Bradford One in a Million free school: Fight for funds
Parents whose children were destined to go to a free school in Bradford have vowed to fight a government decision to withdraw funding for the scheme.
The One in a Million Free School lost funding after it failed to attract enough pupils.
Government cash for the institution was withdrawn a week before the doors were due to open on 3 September.
Parents want Education Secretary Michael Gove to look again at the decision.
Janet East, whose son James was due to attend the school, said she and others were not giving up the fight to get the school opened.'No answers'
She said: "We're still emailing the Department for Education but we've had no answers.

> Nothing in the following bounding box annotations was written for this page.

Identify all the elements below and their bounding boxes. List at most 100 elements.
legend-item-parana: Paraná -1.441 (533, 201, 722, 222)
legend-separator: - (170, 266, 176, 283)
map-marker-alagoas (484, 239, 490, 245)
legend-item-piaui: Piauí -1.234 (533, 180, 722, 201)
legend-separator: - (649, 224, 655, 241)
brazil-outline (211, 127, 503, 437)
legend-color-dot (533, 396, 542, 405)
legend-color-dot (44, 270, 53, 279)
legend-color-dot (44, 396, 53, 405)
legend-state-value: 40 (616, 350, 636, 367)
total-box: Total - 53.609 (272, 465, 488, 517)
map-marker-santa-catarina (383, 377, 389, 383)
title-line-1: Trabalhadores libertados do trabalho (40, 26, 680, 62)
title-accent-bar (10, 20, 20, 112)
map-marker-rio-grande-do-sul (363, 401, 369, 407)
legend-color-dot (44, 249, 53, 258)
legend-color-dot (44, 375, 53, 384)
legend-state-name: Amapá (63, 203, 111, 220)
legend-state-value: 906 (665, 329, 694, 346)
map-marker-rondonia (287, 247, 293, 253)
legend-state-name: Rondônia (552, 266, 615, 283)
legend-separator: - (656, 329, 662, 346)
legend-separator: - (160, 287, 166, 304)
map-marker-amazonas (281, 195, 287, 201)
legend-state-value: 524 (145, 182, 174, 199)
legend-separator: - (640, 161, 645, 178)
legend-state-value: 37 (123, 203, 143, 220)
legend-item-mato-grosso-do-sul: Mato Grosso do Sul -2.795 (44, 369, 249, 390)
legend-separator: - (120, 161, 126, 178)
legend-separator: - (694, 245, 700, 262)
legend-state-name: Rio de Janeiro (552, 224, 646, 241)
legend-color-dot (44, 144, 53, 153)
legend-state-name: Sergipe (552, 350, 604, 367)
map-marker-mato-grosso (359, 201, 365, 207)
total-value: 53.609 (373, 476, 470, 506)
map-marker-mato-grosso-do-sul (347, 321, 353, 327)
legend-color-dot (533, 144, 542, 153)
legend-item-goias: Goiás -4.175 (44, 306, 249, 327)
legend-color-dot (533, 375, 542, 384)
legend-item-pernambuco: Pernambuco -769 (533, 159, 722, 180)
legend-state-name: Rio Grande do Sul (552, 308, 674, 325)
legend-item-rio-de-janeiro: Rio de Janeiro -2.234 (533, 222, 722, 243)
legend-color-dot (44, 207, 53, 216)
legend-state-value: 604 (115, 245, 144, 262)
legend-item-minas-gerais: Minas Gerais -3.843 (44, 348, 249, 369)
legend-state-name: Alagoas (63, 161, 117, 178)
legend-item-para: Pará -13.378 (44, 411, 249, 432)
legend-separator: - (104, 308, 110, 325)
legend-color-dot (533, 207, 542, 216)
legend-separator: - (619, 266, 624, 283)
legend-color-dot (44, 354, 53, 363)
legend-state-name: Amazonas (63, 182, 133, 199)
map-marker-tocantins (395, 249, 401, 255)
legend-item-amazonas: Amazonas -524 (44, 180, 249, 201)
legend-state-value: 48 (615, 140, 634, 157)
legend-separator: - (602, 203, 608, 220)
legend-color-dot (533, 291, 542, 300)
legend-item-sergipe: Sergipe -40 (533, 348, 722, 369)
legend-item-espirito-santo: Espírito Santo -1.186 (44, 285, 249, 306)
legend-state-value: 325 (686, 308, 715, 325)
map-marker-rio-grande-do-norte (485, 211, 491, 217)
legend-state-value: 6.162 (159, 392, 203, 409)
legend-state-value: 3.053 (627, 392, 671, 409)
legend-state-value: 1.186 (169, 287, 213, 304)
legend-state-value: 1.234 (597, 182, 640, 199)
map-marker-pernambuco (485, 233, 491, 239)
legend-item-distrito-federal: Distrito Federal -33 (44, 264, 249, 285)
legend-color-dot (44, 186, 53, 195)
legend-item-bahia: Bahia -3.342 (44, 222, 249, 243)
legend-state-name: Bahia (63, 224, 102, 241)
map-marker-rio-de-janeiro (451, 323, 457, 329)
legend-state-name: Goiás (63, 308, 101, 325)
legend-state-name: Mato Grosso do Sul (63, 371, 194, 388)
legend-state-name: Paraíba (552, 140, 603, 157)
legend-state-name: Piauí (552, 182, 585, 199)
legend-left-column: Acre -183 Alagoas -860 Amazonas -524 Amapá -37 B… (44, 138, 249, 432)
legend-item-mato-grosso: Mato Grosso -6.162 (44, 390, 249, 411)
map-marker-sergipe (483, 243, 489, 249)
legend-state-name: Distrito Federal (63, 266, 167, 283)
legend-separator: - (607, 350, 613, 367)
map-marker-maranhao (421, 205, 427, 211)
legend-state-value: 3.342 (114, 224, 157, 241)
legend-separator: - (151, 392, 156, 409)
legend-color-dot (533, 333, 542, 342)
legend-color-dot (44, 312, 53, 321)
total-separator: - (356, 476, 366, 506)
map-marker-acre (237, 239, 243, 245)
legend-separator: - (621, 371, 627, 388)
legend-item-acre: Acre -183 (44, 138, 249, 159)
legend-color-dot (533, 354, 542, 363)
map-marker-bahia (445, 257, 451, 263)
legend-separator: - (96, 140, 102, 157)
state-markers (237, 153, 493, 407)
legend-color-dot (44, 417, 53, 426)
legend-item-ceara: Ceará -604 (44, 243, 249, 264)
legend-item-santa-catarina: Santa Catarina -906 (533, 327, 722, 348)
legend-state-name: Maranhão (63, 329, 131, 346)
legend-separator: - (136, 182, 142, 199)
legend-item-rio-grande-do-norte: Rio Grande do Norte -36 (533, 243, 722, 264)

"I've not heard from any school, and I don't have a school for James.
"But we parents are still campaigning. One In A Million did everything they were asked. My heart is here - for my son's education.
"Families are devastated, there is a white paper saying 'every child matters' - I'd like Michael Gove to read it."
FREE SCHOOLS - KEY FACTS
- Free schools are set up by groups of parents, teachers, charities, businesses, universities, trusts, religious or voluntary groups
- They are funded directly by central government and are not in local authority control
- Head teachers have more control over the curriculum, teachers' pay and conditions, term dates and the school day
- Free schools were much talked about in the run-up to the general election in May 2010 and are the flagship policy of the Education Secretary, Michael Gove
- Free schools must operate an inclusive, fair and transparent admissions policy and cannot be academically selective
- There are now just under 200 in England
The head teacher designate of the One In A Million school, Jez Stockill, said: "At the minute we're waiting to be involved with a meeting with the Department for Education.
"We're deeply touched by the response parents have shown.
"We have 30 sets of parents willing to go with us on our journey and we are very moved and humbled by their commitment to us."
Councillor Ralph Berry, responsible for education in the Bradford area, said: "If it was my child I would be absolutely furious.
"Somebody needs to identify what happened here, the school was told the project was on track and then suddenly somebody threw the points.
"We've got the [school] places but the children have to be introduced to those schools and some parents are not well off and have to try and turn that around in three days.
"Only a bunch of public schoolboys could make such a foul-up as this."
Previously, the Department for Education said: "Before any new schools open their doors, we have to be sure that all the conditions we set have been met.
"Setting up a free school is a difficult task and we thank One In A Million for all their hard work. We still hope that One in a Million will open in 2013."
Free schools are run by groups including faith organisations, parents' groups or charities. They are independent of local authority control and funded by central government.